The U.S. position on maintaining some of its punitive tariffs is additionally untenable because it violates the rules of the World Trade Organization. To start with, Article II of the General Agreement on Trade and Tariffs prohibits the arbitrary increase of tariffs. In the WTO, members have ceilings on customs tariffs and these bindings are not supposed to change, except under strict conditions. These conditions do not apply in the U.S.’s case. By slapping punitive tariffs that far exceed its commitment to the tariff level, the U.S. contravenes the GATT’s principles of most-favored nation and tariff restriction. Moreover, by maintaining some of those duties, it will perpetuate the breach.
The U.S. demand is also inconsistent with Article 23 of the Dispute Settlement Understanding of the WTO. The rules require members to bring disputes to its dispute settlement mechanism if they think their rights under the WTO arrangements are being infringed. Members are banned from taking unilateral actions.
It is obvious that the U.S. approach to its trade dispute with China does not comply with the fundamental principles of the WTO, ultimately undermining the rule-base order and sidelining the WTO. Removing all the existing tariffs amounts to rejecting a deal that is inconsistent with WTO rules, thus preventing further damage to the multilateral trading system. For the U.S., it means meeting WTO obligations. For China, it means meeting its pledge to safeguard the rule of law and free trade. Failing to do so, China would risk being accused of colluding with the U.S. in undermining the multilateral trading system.
The U.S. insistence on keeping some of the tariffs alive stems from it wanting the right to implement “unilateral action” against China. Having such an “enforcement mechanism” would mean that if Washington thinks that China has breached the agreement, it can re-impose the punitive tariffs, while China would have to forgo any retaliation to those measures, including slapping tariffs on U.S. goods and challenging the U.S. at the WTO.
Preserving some tariffs would serve no good purpose, it would merely remain “a blueprint for bilateral instability”, as the Financial Times put it. Given the U.S. strategy on China, as outlined in its 2017 National Security Strategy, no one should be under the illusion that calm will prevail following the conclusion of a trade deal. In Washington’s attempt to thwart the rise of China, a deal that includes the strong-arm enforcement mechanism will provide Washington with a ready tool to revive the tariffs at will. The temptation of such a deal would be irresistible to China hawks in Washington, fueling new tensions between the two nations.
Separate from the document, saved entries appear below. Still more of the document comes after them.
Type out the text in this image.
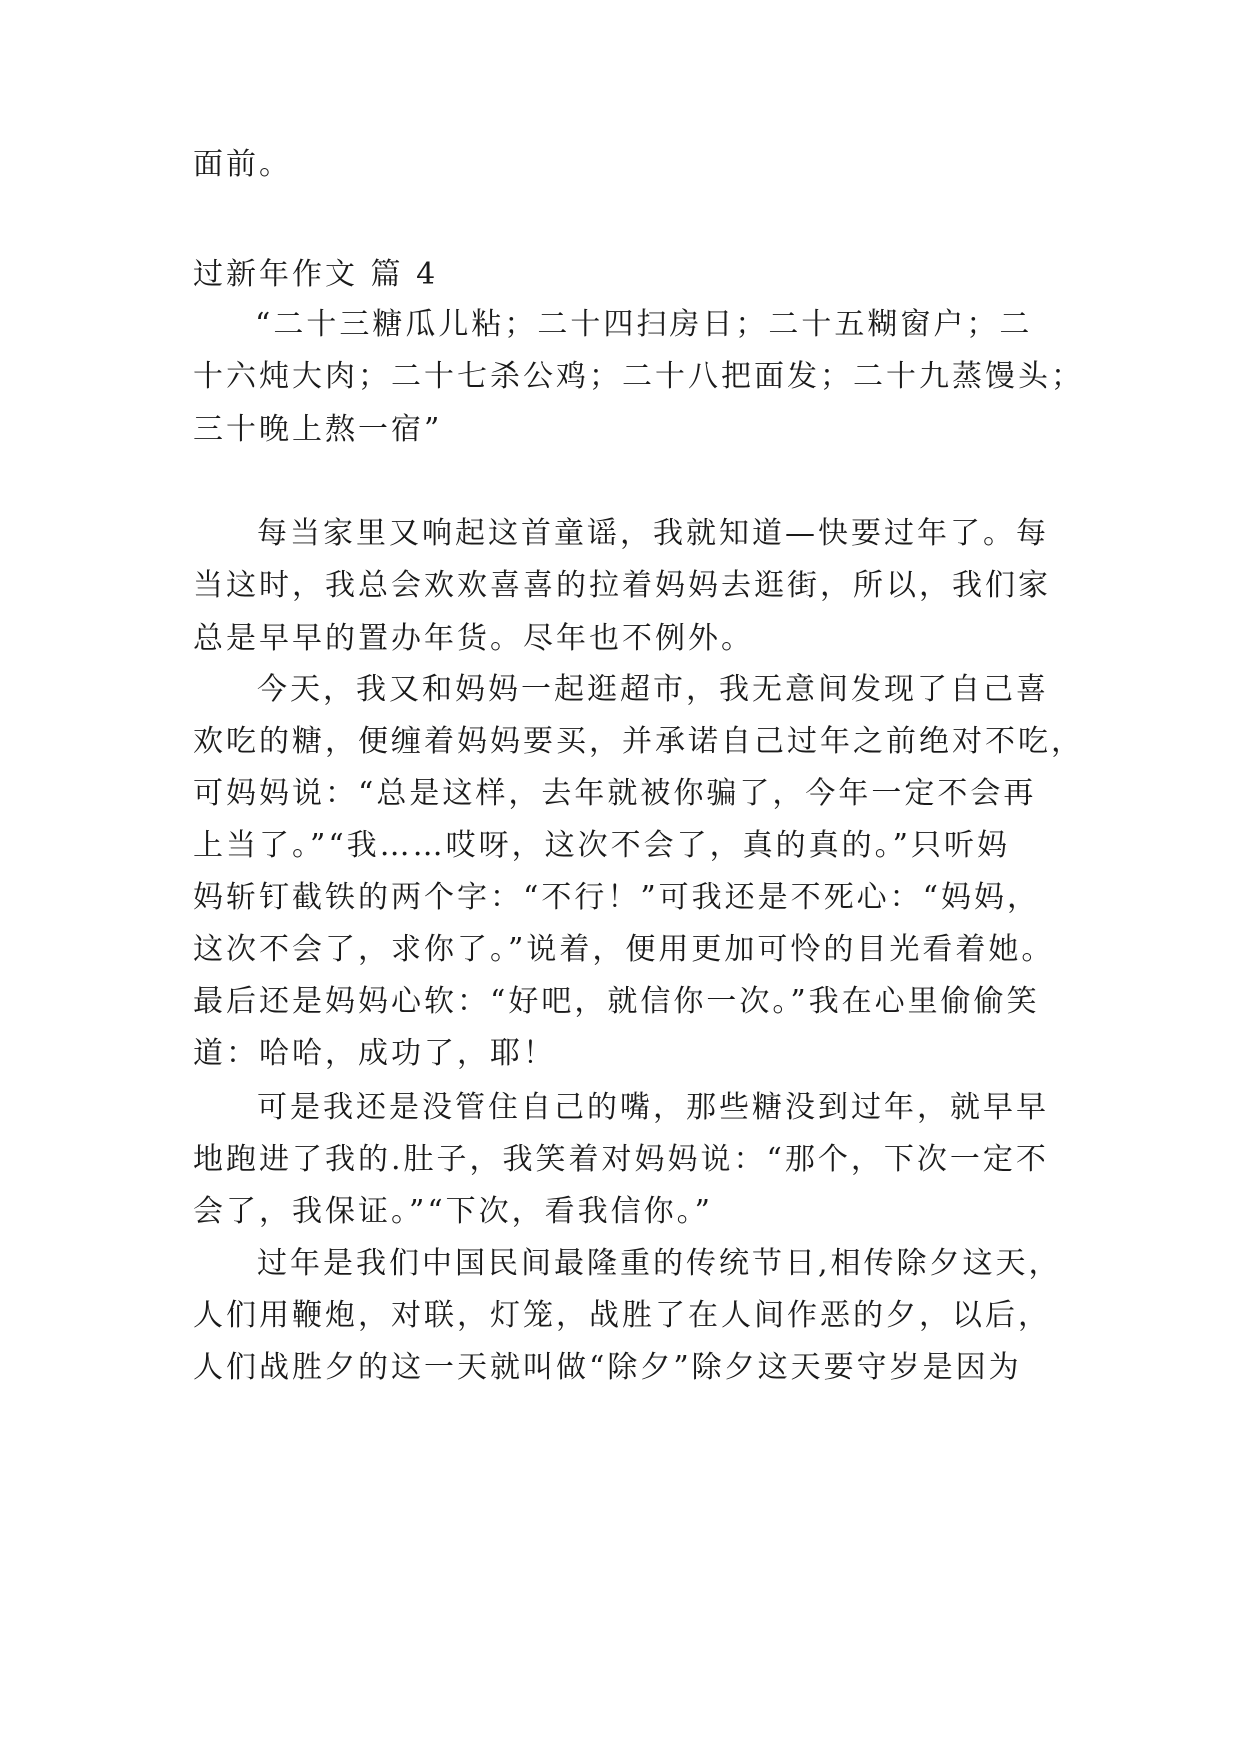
面前。
过新年作文 篇 4
“二十三糖瓜儿粘；二十四扫房日；二十五糊窗户；二
十六炖大肉；二十七杀公鸡；二十八把面发；二十九蒸馒头；
三十晚上熬一宿”
每当家里又响起这首童谣，我就知道—快要过年了。每
当这时，我总会欢欢喜喜的拉着妈妈去逛街，所以，我们家
总是早早的置办年货。尽年也不例外。
今天，我又和妈妈一起逛超市，我无意间发现了自己喜
欢吃的糖，便缠着妈妈要买，并承诺自己过年之前绝对不吃，
可妈妈说：“总是这样，去年就被你骗了，今年一定不会再
上当了。”“我……哎呀，这次不会了，真的真的。”只听妈
妈斩钉截铁的两个字：“不行！”可我还是不死心：“妈妈，
这次不会了，求你了。”说着，便用更加可怜的目光看着她。
最后还是妈妈心软：“好吧，就信你一次。”我在心里偷偷笑
道：哈哈，成功了，耶！
可是我还是没管住自己的嘴，那些糖没到过年，就早早
地跑进了我的.肚子，我笑着对妈妈说：“那个，下次一定不
会了，我保证。”“下次，看我信你。”
过年是我们中国民间最隆重的传统节日,相传除夕这天，
人们用鞭炮，对联，灯笼，战胜了在人间作恶的夕，以后，
人们战胜夕的这一天就叫做“除夕”除夕这天要守岁是因为
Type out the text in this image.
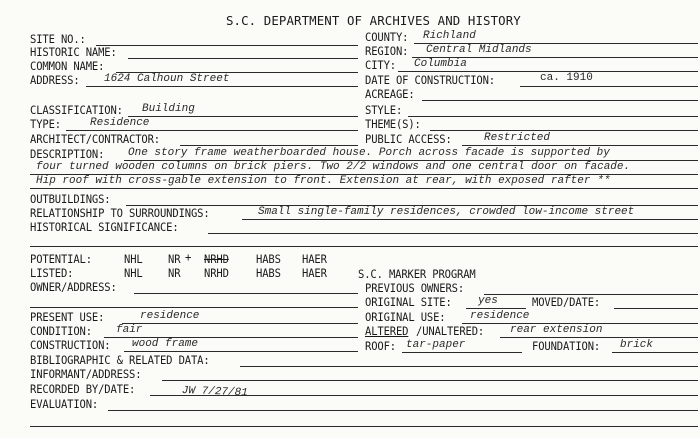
S.C. DEPARTMENT OF ARCHIVES AND HISTORY
SITE NO.:
HISTORIC NAME:
COMMON NAME:
ADDRESS: 1624 Calhoun Street
COUNTY: Richland
REGION: Central Midlands
CITY: Columbia
DATE OF CONSTRUCTION:	ca. 1910
ACREAGE:
CLASSIFICATION: Building
TYPE:	Residence
ARCHITECT/CONTRACTOR:
STYLE:
THEME(S):
PUBLIC ACCESS:	Restricted
DESCRIPTION: One story frame weatherboarded house. Porch across facade is supported by
four turned wooden columns on brick piers. Two 2/2 windows and one central door on facade.
Hip roof with cross-gable extension to front. Extension at rear, with exposed rafter **
OUTBUILDINGS:
RELATIONSHIP TO SURROUNDINGS:	Small single-family residences, crowded low-income street
HISTORICAL SIGNIFICANCE:
POTENTIAL:	NHL NR + NRHD HABS HAER
LISTED:	NHL NR NRHD HABS HAER	S.C. MARKER PROGRAM
OWNER/ADDRESS:	PREVIOUS OWNERS:
ORIGINAL SITE: yes	MOVED/DATE:
PRESENT USE:	residence	ORIGINAL USE: residence
CONDITION: fair	ALTERED /UNALTERED: rear extension
CONSTRUCTION: wood frame	ROOF: tar-paper	FOUNDATION: brick
BIBLIOGRAPHIC & RELATED DATA:
INFORMANT/ADDRESS:
RECORDED BY/DATE:	JW 7/27/81
EVALUATION:
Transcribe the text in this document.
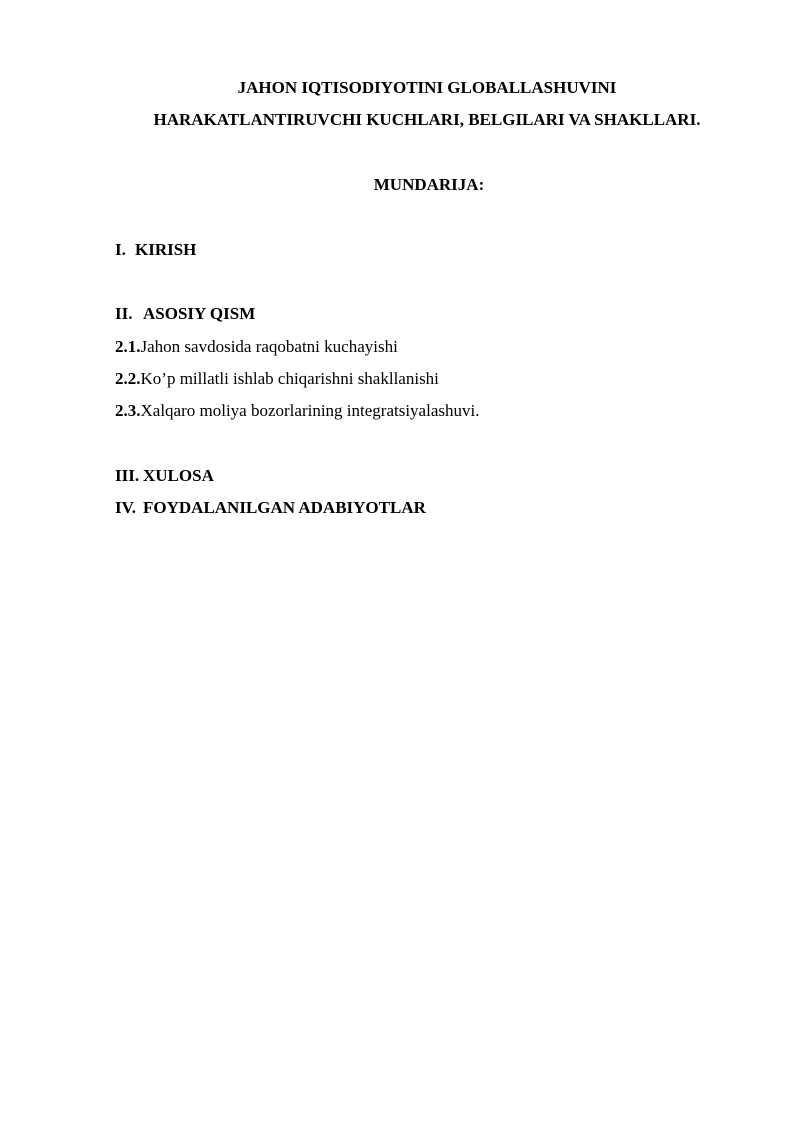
JAHON IQTISODIYOTINI GLOBALLASHUVINI
HARAKATLANTIRUVCHI KUCHLARI, BELGILARI VA SHAKLLARI.
MUNDARIJA:
I. KIRISH
II. ASOSIY QISM
2.1.Jahon savdosida raqobatni kuchayishi
2.2.Ko’p millatli ishlab chiqarishni shakllanishi
2.3.Xalqaro moliya bozorlarining integratsiyalashuvi.
III. XULOSA
IV. FOYDALANILGAN ADABIYOTLAR
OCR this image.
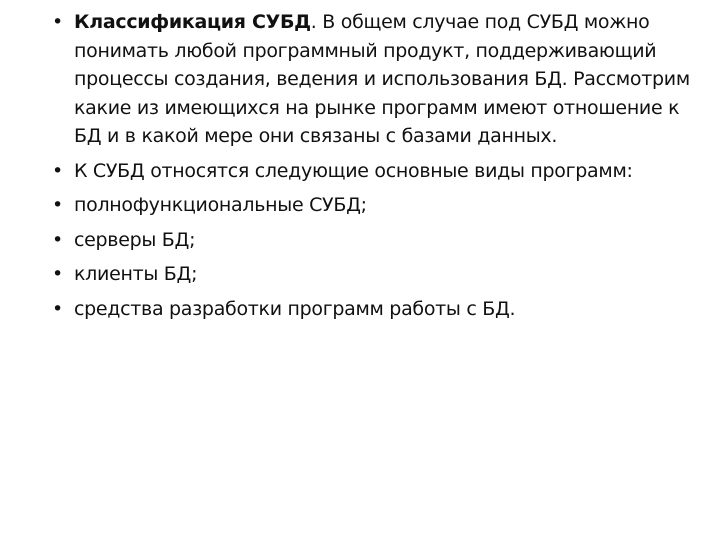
• Классификация СУБД. В общем случае под СУБД можно понимать любой программный продукт, поддерживающий процессы создания, ведения и использования БД. Рассмотрим какие из имеющихся на рынке программ имеют отношение к БД и в какой мере они связаны с базами данных.
• К СУБД относятся следующие основные виды программ:
• полнофункциональные СУБД;
• серверы БД;
• клиенты БД;
• средства разработки программ работы с БД.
The Trump administration has demonstrated its willingness to act according to political expedience and whims. In a short span of two and a half years, it has, to the dismay of much of the international community, withdrawn many important international agreements including the Trans-Pacific Partnership, the Paris climate Accord, the United Nations Educational, Scientific and Cultural Organization, the Iran Nuclear Accord, and the United Nations Commissions on Human Rights. Whatever China does to implement a final trade deal, Washington will not hesitate to cry foul and bring back the tariffs as long as it suits its political expedience. For this reason, scrapping all the added tariffs would not just do away with an seed of discord between China and the U.S., but it would also rid the global economy of a destabilizing force. Indeed, it is a big deal for the two countries, and the world.